- Estudo aponta que 93,6% de 47 peixes coletados no litoral do Paraná apresentaram microplásticos no trato digestivo, com maior contaminação em peixes demersais.
- A pesquisa também identificou microplásticos em aves marinhas analisadas por meio do material regurgitado, com 69% das aves apresentando fragmentos.
- O trabalho é realizado pelo Rebimar, programa de recuperação da biodiversidade marinha apoiado pela Petrobras, com foco em impactos do plástico na vida marinha.

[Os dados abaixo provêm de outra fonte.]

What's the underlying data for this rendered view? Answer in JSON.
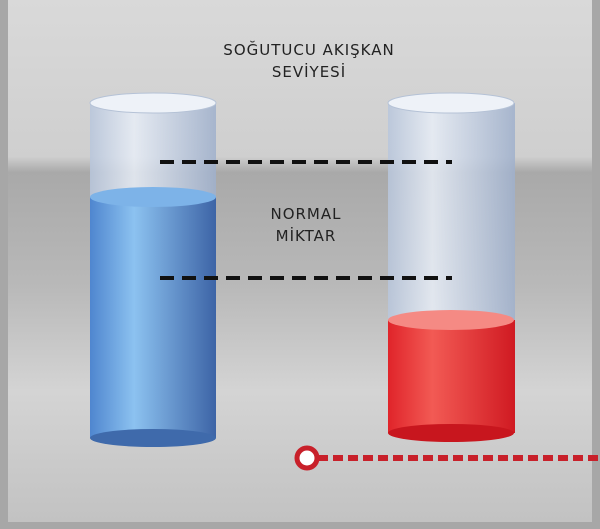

- Os pesquisadores destacam a necessidade de mais estudos para entender como os microplásticos podem afetar tecidos e a saúde de peixes, aves e outros animais, bem como possíveis implicações para humanos.
A pesquisa realizada na costa do Paraná aponta que microplásticos estão presentes em boa parte da fauna marinha local. Em amostra coletada em feiras e mercados do litoral paranaense, 93,6% dos peixes apresentaram micropartículas no trato digestivo, indicam os dados do estudo. Dos 47 animais examinados, 44 estavam contaminados, com maior ocorrência entre peixes demersais.
A equipe envolvida é vinculada ao Programa de Recuperação da Biodiversidade Marinha (Rebimar), desenvolvido na sede da Mar Brasil, em Pontal do Paraná. O projeto é patrocinado pela Petrobras e tem como foco monitorar resíduos no ambiente marinho, bem como impactos sobre espécies associadas ao litoral.
Detalhes da amostra e interpretação inicial
Os microplásticos estudados são fragmentos com menos de 5 milímetros, restos de produtos plásticos que chegam ao mar por diversas vias. A pesquisadora aponta que não se trata ainda de avaliação de saúde humana, uma vez que o consumo humano ocorre apenas na carne muscular, não no estômago.
A pesquisadora ressalta a necessidade de novos estudos para entender o nível de absorção de substâncias tóxicas pelos tecidos dos peixes e os potenciais efeitos na reprodução. Fragmentos podem liberar químicos que afetam a fecundidade de animais, segundo análises preliminares.
Presença em aves e alcance geográfico
Além de peixes, o Rebimar identificou microplásticos em aves costeiras, como gaivotas e corujas-buraqueiras, por meio da análise de material regurgitado. Em cerca de 69% das aves estudadas, foram encontrados fragmentos. A ampliação da contaminação sugere que a distribuição não fica restringida a áreas de alta atividade humana.
O trabalho de campo envolve localidades próximas a Paranaguá, Ilha do Mel e áreas de manguezais, com dados também relacionados ao Porto de Paranaguá. A equipe destaca que o plástico viaja por correntes, vento e marés, atingindo diferentes ambientes costeiros.
Importância para a gestão ambiental
O Rebimar aponta a ausência de índices oficiais que determinem níveis aceitáveis de microplástico na água. A construção de parâmetros humanos de referência para esse contaminante é citada como prioridade por pesquisadores. A indústria e mudanças no consumo do plástico aparecem como frentes de atuação.
Também integra o projeto o monitoramento de tartarugas-verdes, com capturas periódicas para avaliação de saúde. Dados combinados ajudam autoridades a direcionar ações de conservação, incluindo áreas protegidas como parques estatuais.
Continuidade e investimentos
O Rebimar mantém parcerias de longo prazo, com aporte contínuo da Petrobras. O programa recebeu financiamentos para quatro anos, em parceria que pode ser renovada, reforçando a robustez das ações com foco em educação ambiental e redução de fontes de plástico.
A iniciativa enfatiza que resultados científicos apoiam decisões de gestão ambiental, incluindo a criação de políticas públicas que reduzam o lixo marinho e protejam espécies vulneráveis da costa paranaense.